Muitos dos reclamantes que Bedera apresenta não buscaram as investigações incrivelmente onerosas que ela detalha. Eles queriam acomodações para aulas ou moradia, mas acabaram em procedimentos complexos que foram projetados para proteger a instituição e tendiam a produzir resultados favoráveis ao acusado, argumenta Bedera.
Isso é prejudicial para estudantes que se apresentam sobre violência sexual e esperam que suas faculdades tomem medidas, disse Bedera ao The Chronicle . Alguns estudantes vivenciam “traição institucional”, um termo sociológico que descreve como a falta de apoio de uma instituição viola a confiança. Estudantes que dizem ter sofrido traição institucional, escreve Bedera, “relatam sintomas traumáticos semelhantes aos das vítimas que foram estupradas duas vezes”.
As conclusões sombrias do livro são temperadas com uma apresentação esperançosa das reformas propostas. “A violência sexual no campus é um problema social persistente — mas não porque seja impossível de resolver”, escreve Bedera.
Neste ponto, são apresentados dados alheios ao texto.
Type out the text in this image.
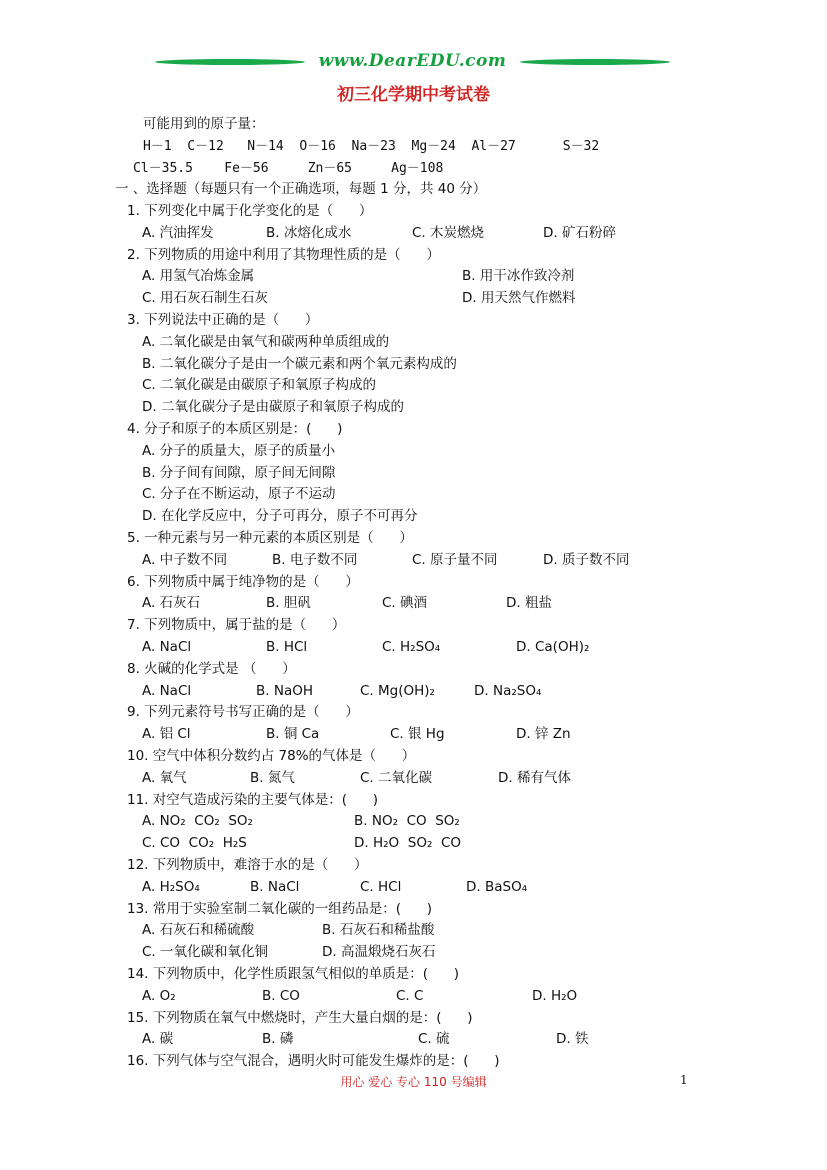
www.DearEDU.com
初三化学期中考试卷
可能用到的原子量：
H－1  C－12   N－14  O－16  Na－23  Mg－24  Al－27      S－32
Cl－35.5    Fe－56     Zn－65     Ag－108
一 、选择题（每题只有一个正确选项，每题 1 分，共 40 分）
用心 爱心 专心 110 号编辑	1
1. 下列变化中属于化学变化的是（      ）
A. 汽油挥发	B. 冰熔化成水	C. 木炭燃烧	D. 矿石粉碎
2. 下列物质的用途中利用了其物理性质的是（      ）
A. 用氢气冶炼金属	B. 用干冰作致冷剂
C. 用石灰石制生石灰	D. 用天然气作燃料
3. 下列说法中正确的是（      ）
A. 二氧化碳是由氧气和碳两种单质组成的
B. 二氧化碳分子是由一个碳元素和两个氧元素构成的
C. 二氧化碳是由碳原子和氧原子构成的
D. 二氧化碳分子是由碳原子和氧原子构成的
4. 分子和原子的本质区别是：(      )
A. 分子的质量大，原子的质量小
B. 分子间有间隙，原子间无间隙
C. 分子在不断运动，原子不运动
D. 在化学反应中，分子可再分，原子不可再分
5. 一种元素与另一种元素的本质区别是（      ）
A. 中子数不同	B. 电子数不同	C. 原子量不同	D. 质子数不同
6. 下列物质中属于纯净物的是（      ）
A. 石灰石	B. 胆矾	C. 碘酒	D. 粗盐
7. 下列物质中，属于盐的是（      ）
A. NaCl	B. HCl	C. H₂SO₄	D. Ca(OH)₂
8. 火碱的化学式是 （      ）
A. NaCl	B. NaOH	C. Mg(OH)₂	D. Na₂SO₄
9. 下列元素符号书写正确的是（      ）
A. 铝 Cl	B. 铜 Ca	C. 银 Hg	D. 锌 Zn
10. 空气中体积分数约占 78%的气体是（      ）
A. 氧气	B. 氮气	C. 二氧化碳	D. 稀有气体
11. 对空气造成污染的主要气体是：(      )
A. NO₂  CO₂  SO₂	B. NO₂  CO  SO₂
C. CO  CO₂  H₂S	D. H₂O  SO₂  CO
12. 下列物质中，难溶于水的是（      ）
A. H₂SO₄	B. NaCl	C. HCl	D. BaSO₄
13. 常用于实验室制二氧化碳的一组药品是：(      )
A. 石灰石和稀硫酸	B. 石灰石和稀盐酸
C. 一氧化碳和氧化铜	D. 高温煅烧石灰石
14. 下列物质中，化学性质跟氢气相似的单质是：(      )
A. O₂	B. CO	C. C	D. H₂O
15. 下列物质在氧气中燃烧时，产生大量白烟的是：(      )
A. 碳	B. 磷	C. 硫	D. 铁
16. 下列气体与空气混合，遇明火时可能发生爆炸的是：(      )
Por exemplo, ela disse, as faculdades podem dar aos alunos que relatam agressão sexual mais agência em como as investigações do campus avançam. Embora seja um livro acadêmico, ela acredita que é acessível a administradores e alunos que passam por processos do Título IX.
Bedera conduziu o estudo para sua dissertação na Universidade de Michigan em Ann Arbor, onde obteve um Ph.D. em sociologia. O livro será lançado em outubro. Ela falou com o The Chronicle sobre sua experiência inserida em um escritório do Título IX, equívocos sobre violência sexual no campus e o papel dos professores em apoiar alunos que sofrem danos. A conversa foi editada para maior clareza e extensão.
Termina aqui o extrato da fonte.